At the beginning of the 20th century, a school of young Italian composers hoped to restore the long-lost traditions of Italian instrumental styles that had been long buried under the country’s fervent devotion to operatic form. Foremost of these composers was Ottorino Respighi. To help create new Italian instrumental music and to extend his own compositional horizons, the 22-year-old Bologna Conservatory graduate and professional violinist left Italy to study abroad. In Russia he studied composition under incomparable orchestral master Rimsky-Korsakov. From there he went to Berlin to continue his explorations with another colorful genius, Max Bruch.

Respighi became a musical nationalist, first by reviving Italy’s music heritage, with emphasis on Italian instrumental music going back to pre-Baroque times. In the midst of exploration, he became aware of the symphonic poems of Richard Strauss. They would spark a “first hit,” The Fountains of Rome.

Composed in 1914-1916, this work is the first of a trilogy celebrating Rome’s history and culture. The composer’s goal was to express in music the sentiments and visions suggested by four of Rome’s fountains at the hour in which the character of each is most in harmony with its surrounding landscape.
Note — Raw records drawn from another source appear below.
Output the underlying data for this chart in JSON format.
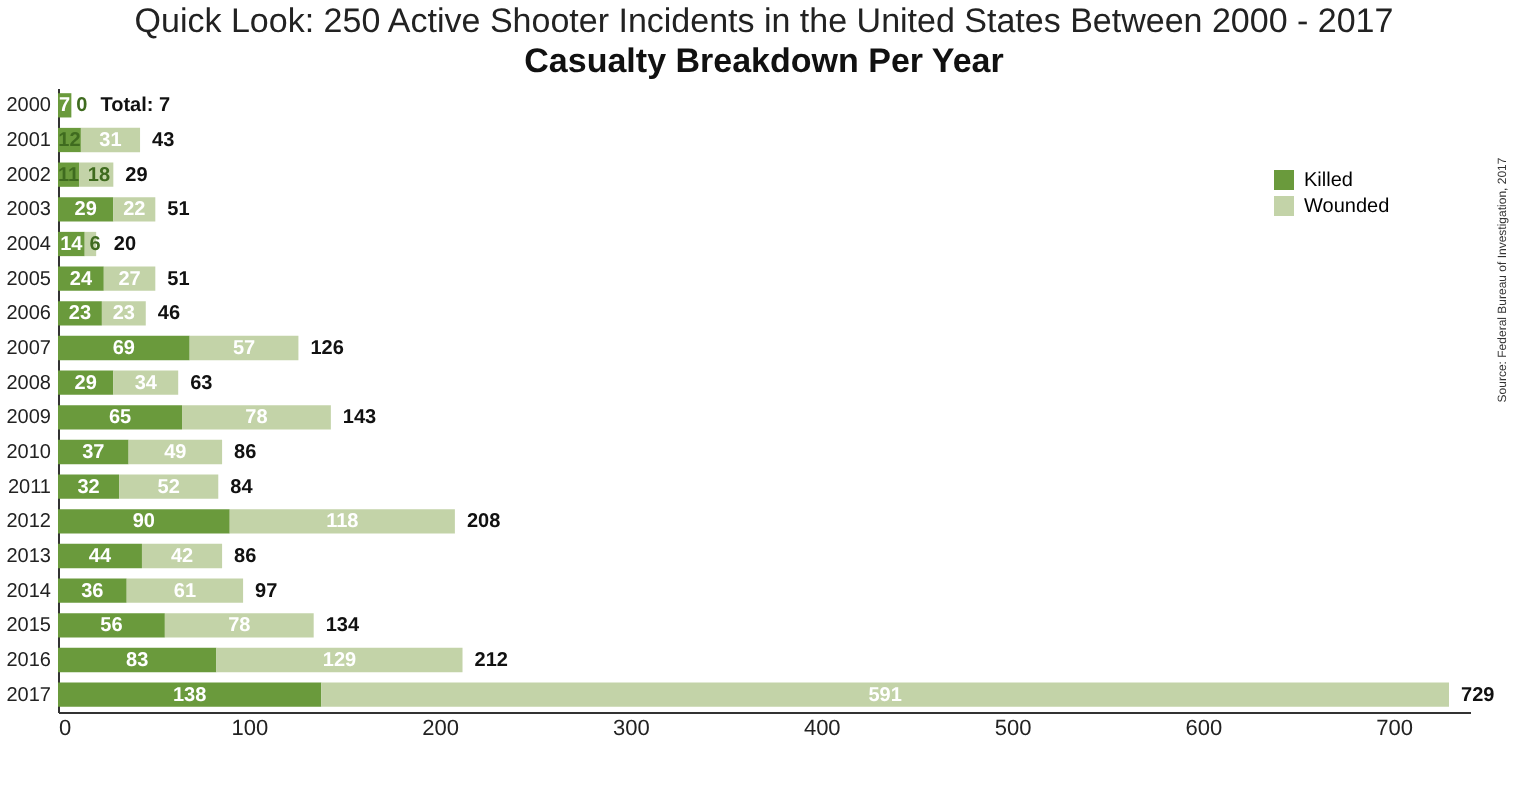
{
  "chart_data": {
    "type": "bar",
    "orientation": "horizontal",
    "stacked": true,
    "title": "Quick Look: 250 Active Shooter Incidents in the United States Between 2000 - 2017",
    "subtitle": "Casualty Breakdown Per Year",
    "categories": [
      "2000",
      "2001",
      "2002",
      "2003",
      "2004",
      "2005",
      "2006",
      "2007",
      "2008",
      "2009",
      "2010",
      "2011",
      "2012",
      "2013",
      "2014",
      "2015",
      "2016",
      "2017"
    ],
    "series": [
      {
        "name": "Killed",
        "color": "#6a9a3c",
        "values": [
          7,
          12,
          11,
          29,
          14,
          24,
          23,
          69,
          29,
          65,
          37,
          32,
          90,
          44,
          36,
          56,
          83,
          138
        ]
      },
      {
        "name": "Wounded",
        "color": "#c3d3a8",
        "values": [
          0,
          31,
          18,
          22,
          6,
          27,
          23,
          57,
          34,
          78,
          49,
          52,
          118,
          42,
          61,
          78,
          129,
          591
        ]
      }
    ],
    "totals": [
      "Total: 7",
      "43",
      "29",
      "51",
      "20",
      "51",
      "46",
      "126",
      "63",
      "143",
      "86",
      "84",
      "208",
      "86",
      "97",
      "134",
      "212",
      "729"
    ],
    "data_labels": true,
    "xlim": [
      0,
      740
    ],
    "xticks": [
      0,
      100,
      200,
      300,
      400,
      500,
      600,
      700
    ],
    "grid": false,
    "legend": "top right",
    "annotations": [
      "Source: Federal Bureau of Investigation, 2017"
    ]
  }
}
The Fountain of Valle Giulia at Dawn: Muted rustling in the violins and soft woodwinds give an impressionistic, bucolic, pastoral picture of early morning that includes prominent birdcalls. In the score Respighi wrote, “Droves of cattle pass and disappear in the fresh, damp mists of the dawn.” The modal oboe melody reflects music from the Middle Ages.

The Triton Fountain in the Morning: A sudden loud blast on the horns above a brilliantly orchestrated trill for piccolo and triangle introduces the Triton Fountain. They form the image of a summoning of troops made up of naiads and tritons while mingling in a frenzied dance amidst jets of water.

The Trevi Fountain at Midday: An undulating, solemn theme introduces an image of the fountain itself. The theme passes from woodwinds to brass in a triumphant manner. The ensuing pomp announces the passage of Neptune in a chariot drawn by sea horses and followed by a parade of sirens and tritons. The procession vanishes while faint triumphal blasts are heard in the distance.

The Villa Medici Fountain at Sunset: The final movement opens with the dream-like sounds of an English horn accompanied by “trickling water” as depicted by glockenspiel and celesta. It is the nostalgic hour of sunset, and the air is full of tolling bells, moving leaves, tweeting birds – all suggestive of the soft flow of sunset. Then everything fades peacefully into the quiet night.